One of 17 NSW schools in the IB primary years program, Scots has joined an international educational network found in more than 150 countries.
The International Baccalaureate began 50 years ago in Geneva, with the primary years program starting in 1997.
It aims to develop inquiring, knowledgeable and caring young people.
Scots head of junior school Nick Martin said the IB offered a framework to deliver a contemporary approach to education.
“We were looking for a way to develop kids as thinkers, problem solvers, to prepare them for the world that’s quite uncertain in their future,” he said.
“That industrial model of preparing kids for a particular job probably wasn’t going to succeed these days for our kids, they need different types of skills.”
Mr Martin said learning was presented in transdisciplinary themes rather than individual subjects.
“So each child, each year would engage with six units of inquiry from these themes and all the NSW curriculum, (such as) the science, the history, is kind of mapped behind those units,” he said.

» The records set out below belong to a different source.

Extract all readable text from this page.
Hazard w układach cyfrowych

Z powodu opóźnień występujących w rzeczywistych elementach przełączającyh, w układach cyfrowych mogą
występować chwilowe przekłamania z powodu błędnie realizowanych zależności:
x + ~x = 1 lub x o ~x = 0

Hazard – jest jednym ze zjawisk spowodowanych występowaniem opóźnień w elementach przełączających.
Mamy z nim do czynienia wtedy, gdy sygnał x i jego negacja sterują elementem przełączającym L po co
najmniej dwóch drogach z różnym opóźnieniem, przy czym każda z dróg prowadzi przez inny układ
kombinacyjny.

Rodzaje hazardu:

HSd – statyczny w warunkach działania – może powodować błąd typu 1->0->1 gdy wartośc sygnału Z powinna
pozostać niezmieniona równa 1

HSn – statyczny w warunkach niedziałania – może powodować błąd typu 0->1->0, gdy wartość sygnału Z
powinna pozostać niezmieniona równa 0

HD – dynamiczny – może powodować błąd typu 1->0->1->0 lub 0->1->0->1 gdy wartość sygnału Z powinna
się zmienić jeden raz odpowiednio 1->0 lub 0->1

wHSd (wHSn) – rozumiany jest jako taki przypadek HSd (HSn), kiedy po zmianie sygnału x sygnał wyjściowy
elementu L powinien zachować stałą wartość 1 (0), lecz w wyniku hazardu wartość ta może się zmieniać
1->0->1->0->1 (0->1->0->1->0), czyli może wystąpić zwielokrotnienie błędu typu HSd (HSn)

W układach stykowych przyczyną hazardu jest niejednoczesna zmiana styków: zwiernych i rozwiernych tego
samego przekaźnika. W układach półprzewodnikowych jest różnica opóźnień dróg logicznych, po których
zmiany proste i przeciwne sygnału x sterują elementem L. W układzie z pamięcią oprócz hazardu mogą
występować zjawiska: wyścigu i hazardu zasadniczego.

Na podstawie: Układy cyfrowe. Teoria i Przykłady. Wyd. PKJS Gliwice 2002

“The intent is that it more closely matches life, and life isn’t segregated into subject areas.”
Led by Mr Martin and primary years program co-ordinator Kylie Dorsett, the school’s path to accreditation has required three years of work by teachers, supported by parents.
The head of junior school said the change was separate to the Scots senior school but some overlap existed.
“The hallmark of an IB education, it’s a focus on big concepts rather than content and it’s a focus on inquiry-based learning,” he said.
“So we’ve taken those two approaches and we’ve made that the handrail that goes through the whole school.”